5 Ma. The petroleum expulsion is the ratio of the expelled petroleum to the amount of generated petroleum. The onset of oil expulsion from the Sargelu Formation was in 50 Ma, later the expulsion mass reached 0.5 Mtons at present-day. Several previous investigations related to the Sargelu Formation, has concluded different levels of thermal maturity at different tectonic zones in different locations in Iraqi Kurdistan [16] [17] [25] [34] [35]. These differences can also refer to variation of the overburden rocks, groundwater flow, and conductivity of the rock units. For instance, the study of Abdula [36] on the geothermal gradient in selected wells in the Iraqi Kurdistan, has displayed the different geothermal gradients values. The Geothermal gradient for the studied area is around 17.83 - 19.74 C/km [36], which is relatively low compared to that of the Low Folded Zone.

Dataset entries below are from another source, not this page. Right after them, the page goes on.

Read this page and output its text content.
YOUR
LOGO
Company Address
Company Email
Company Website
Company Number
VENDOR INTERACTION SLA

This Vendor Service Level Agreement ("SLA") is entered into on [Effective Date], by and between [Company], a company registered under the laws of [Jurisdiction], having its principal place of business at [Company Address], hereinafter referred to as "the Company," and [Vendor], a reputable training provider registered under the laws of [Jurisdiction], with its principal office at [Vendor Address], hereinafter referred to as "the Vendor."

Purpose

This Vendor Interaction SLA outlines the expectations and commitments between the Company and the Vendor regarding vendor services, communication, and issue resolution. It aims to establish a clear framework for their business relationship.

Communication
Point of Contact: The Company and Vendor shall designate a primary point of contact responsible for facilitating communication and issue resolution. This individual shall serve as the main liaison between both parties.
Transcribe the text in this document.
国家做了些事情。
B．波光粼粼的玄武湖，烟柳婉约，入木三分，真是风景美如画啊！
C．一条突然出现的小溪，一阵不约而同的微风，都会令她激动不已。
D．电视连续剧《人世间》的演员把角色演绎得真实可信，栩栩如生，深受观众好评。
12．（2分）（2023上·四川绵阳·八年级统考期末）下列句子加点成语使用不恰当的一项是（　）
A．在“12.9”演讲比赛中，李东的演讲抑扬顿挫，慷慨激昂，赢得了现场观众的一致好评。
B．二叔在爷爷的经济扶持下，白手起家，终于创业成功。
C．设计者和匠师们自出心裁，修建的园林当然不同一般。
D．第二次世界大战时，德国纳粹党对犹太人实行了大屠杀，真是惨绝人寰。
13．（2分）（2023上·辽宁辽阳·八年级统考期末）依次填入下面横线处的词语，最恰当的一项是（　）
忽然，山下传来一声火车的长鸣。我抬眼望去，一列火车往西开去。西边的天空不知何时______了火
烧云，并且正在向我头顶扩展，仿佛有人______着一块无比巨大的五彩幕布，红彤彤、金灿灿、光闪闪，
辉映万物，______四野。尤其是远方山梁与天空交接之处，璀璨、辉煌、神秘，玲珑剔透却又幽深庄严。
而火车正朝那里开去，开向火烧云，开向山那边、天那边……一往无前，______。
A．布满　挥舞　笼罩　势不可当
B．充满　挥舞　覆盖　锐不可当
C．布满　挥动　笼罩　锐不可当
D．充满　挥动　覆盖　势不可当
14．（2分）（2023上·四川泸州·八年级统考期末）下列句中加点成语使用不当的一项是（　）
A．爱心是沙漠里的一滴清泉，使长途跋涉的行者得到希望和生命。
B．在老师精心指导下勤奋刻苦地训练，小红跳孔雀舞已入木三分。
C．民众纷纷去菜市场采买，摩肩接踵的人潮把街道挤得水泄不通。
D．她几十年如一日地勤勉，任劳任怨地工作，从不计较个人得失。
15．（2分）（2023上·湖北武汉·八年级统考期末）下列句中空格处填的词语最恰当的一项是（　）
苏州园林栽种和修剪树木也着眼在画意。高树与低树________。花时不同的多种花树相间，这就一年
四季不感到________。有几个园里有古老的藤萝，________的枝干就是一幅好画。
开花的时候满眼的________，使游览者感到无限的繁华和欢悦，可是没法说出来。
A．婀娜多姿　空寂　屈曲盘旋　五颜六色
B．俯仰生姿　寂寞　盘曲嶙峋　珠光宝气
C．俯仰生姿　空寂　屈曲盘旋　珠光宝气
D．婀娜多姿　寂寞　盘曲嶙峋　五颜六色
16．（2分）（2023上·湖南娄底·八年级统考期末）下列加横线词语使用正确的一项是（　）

Abdula [34] modelled hydrocarbon generation of the Sargelu Formation in Jabal Kand Oil Field, and stated that the Sargelu Formation has not started generation oil and gas in that oil field. He argued that low maturity and oil generation are due to low thickness of the overburden in that area. Hakimi et al. [10], in their study on hydrocarbon generation from the Sargelu Formation from six wells in Kurdistan Region, Northern Iraq, concluded that the formation is in the peak oil zone and more than 50% of oil has been generated and expelled since the Late Eocene to present-day, and the formation has reached higher level of thermal maturity in the wells Aj-8, Taq-1 and Zab-1. Moreover, based on the model of Sachsenhofer et al. [8], for well Shoresh-1, the oil generation rate of the Sargelu Formation attained its peak at 55 Ma and then again at 5 Ma.
4. Conclusion
The results of Rock-Eval Pyrolysis showed that the Sargelu Formation in Well Atrush-2 can be characterized as fair source rock in the upper part, while considered as good to very good source rock, in the lower part, in terms of organic matter richness. The Type II and mixed Type II-III kerogens are suggested for the formation. The values of Vitrinite Reflectance (R%) and Tmax revealed that the formation is thermally mature and has entered the oil window. From the obtained results of 1-D basin modelling, it was confirmed that the formation entered early oil zone at 64 Ma, then reached the main oil zone around 5 Ma. The formation commenced oil generation in 146 Ma and about 26% conversion was reached at present-day. The onset of oil expulsion from the Sargelu Formation was in 50 Ma and the expulsion mass has scored 0.5 Mtons at present day.